Review question

# How do we solve an equation containing three square roots? Add to your resource collection Remove from your resource collection Add notes to this resource View your notes for this resource

Ref: R5847

## Solution

Solve the equation $\sqrt{x+4} + \sqrt{x+10} = \sqrt{8x + 18}.$

By squaring both sides and rearranging, the equation becomes

\begin{align*} \left( \sqrt{x+4} + \sqrt{x+10} \right)^2 = \left( \sqrt{8x + 18} \right)^2 &\implies \left( \sqrt{x+4}\right)^2 + 2\sqrt{x+4}\sqrt{x+10} + \left( \sqrt{x+10} \right)^2 = \left( \sqrt{8x + 18} \right)^2 \\ &\implies(x+4) + 2\sqrt{x+4}\sqrt{x+10} + (x+10) = 8x + 18 \\ &\implies 2\sqrt{x+4}\sqrt{x+10} = 6x + 4 \\ &\implies \sqrt{x+4}\sqrt{x+10} = 3x + 2. \end{align*}

Again squaring both sides, we have

\begin{align*} \left( \sqrt{x+4}\sqrt{x+10} \right)^2 = \left(3x + 2\right)^2 &\implies (x+4)(x+10) = (3x + 2)^2 \\ &\implies x^2 + 14x + 40 = 9x^2 + 12x + 4 \\ &\implies 8x^2 - 2x - 36 = 0 \\ &\implies 4x^2 - x - 18 = 0 \\ &\implies (4x - 9)(x + 2) = 0. \end{align*}

The solutions to this final equation are

$x = \dfrac{9}{4} \quad\text{and}\quad x = -2.$

But we need to be cautious here; our squaring may have introduced “false” solutions.

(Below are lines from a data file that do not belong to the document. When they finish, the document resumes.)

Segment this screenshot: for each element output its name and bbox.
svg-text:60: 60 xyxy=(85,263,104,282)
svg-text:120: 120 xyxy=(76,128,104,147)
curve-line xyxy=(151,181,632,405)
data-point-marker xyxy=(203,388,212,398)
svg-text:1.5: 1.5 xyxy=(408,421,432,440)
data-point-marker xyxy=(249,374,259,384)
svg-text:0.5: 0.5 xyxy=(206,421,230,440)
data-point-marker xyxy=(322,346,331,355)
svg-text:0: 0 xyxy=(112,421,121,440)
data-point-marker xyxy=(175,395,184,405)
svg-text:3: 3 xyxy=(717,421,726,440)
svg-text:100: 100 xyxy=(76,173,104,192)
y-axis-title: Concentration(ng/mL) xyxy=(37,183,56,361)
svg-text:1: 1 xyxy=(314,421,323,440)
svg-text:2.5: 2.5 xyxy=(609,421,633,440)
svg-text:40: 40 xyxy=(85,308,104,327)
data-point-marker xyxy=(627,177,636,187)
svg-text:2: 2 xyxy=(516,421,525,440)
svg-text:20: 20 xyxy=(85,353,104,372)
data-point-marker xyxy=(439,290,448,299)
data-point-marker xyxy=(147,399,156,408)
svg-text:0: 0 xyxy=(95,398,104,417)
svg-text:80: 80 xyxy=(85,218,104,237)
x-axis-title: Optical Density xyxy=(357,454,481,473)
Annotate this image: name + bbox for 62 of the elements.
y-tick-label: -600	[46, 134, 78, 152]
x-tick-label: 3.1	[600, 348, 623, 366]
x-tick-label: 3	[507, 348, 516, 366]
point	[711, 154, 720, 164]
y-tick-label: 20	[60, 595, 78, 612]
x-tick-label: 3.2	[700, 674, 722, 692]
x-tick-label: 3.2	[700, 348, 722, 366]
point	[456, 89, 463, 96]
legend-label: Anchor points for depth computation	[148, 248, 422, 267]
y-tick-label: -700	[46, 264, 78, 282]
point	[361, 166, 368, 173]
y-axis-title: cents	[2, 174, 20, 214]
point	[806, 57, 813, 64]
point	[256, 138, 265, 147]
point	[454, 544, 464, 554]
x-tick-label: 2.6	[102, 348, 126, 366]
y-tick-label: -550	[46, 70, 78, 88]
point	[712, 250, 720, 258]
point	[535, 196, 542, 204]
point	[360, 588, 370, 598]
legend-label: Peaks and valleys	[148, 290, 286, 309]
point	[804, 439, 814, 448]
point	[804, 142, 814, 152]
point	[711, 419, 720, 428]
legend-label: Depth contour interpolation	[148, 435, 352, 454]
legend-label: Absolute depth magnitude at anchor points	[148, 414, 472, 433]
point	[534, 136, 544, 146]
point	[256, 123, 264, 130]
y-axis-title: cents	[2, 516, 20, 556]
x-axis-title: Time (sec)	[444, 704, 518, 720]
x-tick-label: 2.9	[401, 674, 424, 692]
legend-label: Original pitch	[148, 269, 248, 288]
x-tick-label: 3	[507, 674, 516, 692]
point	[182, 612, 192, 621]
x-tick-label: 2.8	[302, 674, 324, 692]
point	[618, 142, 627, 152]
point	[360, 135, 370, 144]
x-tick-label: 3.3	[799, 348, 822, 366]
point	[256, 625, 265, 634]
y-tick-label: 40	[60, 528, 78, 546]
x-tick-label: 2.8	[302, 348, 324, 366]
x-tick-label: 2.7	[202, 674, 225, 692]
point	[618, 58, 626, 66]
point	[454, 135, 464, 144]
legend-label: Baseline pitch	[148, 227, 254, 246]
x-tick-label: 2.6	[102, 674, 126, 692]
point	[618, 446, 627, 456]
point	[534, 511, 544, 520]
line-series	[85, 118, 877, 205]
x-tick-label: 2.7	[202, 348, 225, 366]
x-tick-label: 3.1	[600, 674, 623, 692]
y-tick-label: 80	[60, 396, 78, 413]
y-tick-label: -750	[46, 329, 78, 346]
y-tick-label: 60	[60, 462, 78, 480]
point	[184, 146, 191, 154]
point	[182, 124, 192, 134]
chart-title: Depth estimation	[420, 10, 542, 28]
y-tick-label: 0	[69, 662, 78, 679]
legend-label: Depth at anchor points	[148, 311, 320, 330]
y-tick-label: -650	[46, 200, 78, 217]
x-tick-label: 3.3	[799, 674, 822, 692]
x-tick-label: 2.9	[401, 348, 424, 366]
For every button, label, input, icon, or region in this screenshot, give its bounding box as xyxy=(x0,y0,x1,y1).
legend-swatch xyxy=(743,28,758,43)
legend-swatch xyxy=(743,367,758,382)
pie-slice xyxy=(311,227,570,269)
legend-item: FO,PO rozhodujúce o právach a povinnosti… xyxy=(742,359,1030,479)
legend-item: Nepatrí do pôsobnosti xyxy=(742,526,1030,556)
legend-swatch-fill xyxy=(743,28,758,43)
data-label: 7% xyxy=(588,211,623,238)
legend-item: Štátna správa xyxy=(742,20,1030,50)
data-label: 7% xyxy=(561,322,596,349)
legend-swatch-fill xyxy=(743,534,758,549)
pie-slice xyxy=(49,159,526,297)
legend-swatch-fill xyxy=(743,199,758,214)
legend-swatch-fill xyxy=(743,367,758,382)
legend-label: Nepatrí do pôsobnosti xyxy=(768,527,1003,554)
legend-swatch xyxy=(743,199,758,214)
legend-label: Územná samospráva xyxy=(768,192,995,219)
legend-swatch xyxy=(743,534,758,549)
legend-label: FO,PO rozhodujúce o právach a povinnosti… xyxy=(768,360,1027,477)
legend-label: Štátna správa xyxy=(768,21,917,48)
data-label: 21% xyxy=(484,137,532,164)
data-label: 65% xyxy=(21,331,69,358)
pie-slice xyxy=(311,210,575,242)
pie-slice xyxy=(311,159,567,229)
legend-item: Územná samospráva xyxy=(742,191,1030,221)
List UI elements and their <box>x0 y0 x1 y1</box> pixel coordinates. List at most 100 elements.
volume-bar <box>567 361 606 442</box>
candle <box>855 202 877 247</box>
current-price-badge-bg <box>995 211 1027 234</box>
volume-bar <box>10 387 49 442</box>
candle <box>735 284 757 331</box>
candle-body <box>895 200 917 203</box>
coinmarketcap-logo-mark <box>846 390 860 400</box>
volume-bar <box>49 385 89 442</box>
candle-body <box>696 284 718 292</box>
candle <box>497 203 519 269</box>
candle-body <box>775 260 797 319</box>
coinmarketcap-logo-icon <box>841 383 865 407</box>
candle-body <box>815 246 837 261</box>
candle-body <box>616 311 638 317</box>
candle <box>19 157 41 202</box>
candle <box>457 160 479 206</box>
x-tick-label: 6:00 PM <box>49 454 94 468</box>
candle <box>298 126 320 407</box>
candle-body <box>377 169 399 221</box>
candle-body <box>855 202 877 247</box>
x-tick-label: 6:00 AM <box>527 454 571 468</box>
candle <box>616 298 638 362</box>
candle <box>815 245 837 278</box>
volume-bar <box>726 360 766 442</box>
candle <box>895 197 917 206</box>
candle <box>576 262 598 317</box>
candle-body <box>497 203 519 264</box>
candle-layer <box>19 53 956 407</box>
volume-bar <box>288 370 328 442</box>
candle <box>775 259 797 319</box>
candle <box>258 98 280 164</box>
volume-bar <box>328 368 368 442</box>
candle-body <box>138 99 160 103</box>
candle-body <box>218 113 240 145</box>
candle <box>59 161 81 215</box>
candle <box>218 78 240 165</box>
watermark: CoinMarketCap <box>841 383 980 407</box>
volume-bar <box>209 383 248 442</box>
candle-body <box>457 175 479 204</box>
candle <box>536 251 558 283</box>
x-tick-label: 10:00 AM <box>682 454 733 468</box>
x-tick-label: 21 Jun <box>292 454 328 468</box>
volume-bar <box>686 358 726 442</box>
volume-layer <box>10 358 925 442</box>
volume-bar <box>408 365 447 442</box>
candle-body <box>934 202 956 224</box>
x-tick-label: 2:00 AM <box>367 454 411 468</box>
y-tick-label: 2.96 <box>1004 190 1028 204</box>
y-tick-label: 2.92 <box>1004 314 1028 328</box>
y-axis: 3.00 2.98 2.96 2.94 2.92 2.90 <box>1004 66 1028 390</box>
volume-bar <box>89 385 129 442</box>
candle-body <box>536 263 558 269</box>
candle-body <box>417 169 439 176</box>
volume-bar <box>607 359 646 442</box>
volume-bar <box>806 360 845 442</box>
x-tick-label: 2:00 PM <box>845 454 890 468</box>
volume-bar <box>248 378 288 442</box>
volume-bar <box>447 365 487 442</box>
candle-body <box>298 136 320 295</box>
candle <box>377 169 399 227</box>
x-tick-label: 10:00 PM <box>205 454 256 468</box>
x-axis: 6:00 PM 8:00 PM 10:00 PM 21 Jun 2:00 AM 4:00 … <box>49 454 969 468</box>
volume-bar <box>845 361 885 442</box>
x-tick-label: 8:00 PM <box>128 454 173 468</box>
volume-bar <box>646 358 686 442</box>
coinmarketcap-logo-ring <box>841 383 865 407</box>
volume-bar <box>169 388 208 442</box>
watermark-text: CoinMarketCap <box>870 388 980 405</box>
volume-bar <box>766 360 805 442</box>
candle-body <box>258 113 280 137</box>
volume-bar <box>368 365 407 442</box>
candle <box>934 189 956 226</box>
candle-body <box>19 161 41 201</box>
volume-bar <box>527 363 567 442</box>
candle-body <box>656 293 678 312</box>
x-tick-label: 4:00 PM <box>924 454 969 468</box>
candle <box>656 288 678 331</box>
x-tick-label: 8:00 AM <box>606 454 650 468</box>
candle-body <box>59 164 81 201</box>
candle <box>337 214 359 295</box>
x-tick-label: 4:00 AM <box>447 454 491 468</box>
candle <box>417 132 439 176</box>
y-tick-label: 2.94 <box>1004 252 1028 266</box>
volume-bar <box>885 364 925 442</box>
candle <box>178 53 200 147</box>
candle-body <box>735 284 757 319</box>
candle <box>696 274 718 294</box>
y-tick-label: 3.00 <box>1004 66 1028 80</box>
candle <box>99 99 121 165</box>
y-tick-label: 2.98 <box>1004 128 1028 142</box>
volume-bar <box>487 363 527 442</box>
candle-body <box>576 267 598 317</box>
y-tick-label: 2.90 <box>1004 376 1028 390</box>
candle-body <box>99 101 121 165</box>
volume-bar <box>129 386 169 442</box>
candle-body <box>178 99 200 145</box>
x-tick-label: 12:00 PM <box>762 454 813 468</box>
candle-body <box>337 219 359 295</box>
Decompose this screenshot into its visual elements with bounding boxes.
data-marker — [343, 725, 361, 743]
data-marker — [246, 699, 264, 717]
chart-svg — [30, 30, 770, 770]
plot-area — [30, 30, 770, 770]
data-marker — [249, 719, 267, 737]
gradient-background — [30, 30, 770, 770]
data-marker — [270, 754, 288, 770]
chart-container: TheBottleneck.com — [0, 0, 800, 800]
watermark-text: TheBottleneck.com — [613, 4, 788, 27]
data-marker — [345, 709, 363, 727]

For example, the equation $x+1 = 2$ clearly has the unique solution $x = 1$. But if we square both sides, we get $(x+1)^2 = 4$, which has the solution $x = 1$ and the “false” solution $x = -3$.

So we need to check our answers by substituting back into our original equation.

If we do this, we see that $\dfrac{9}{4}$ is a solution, but $-2$ is not.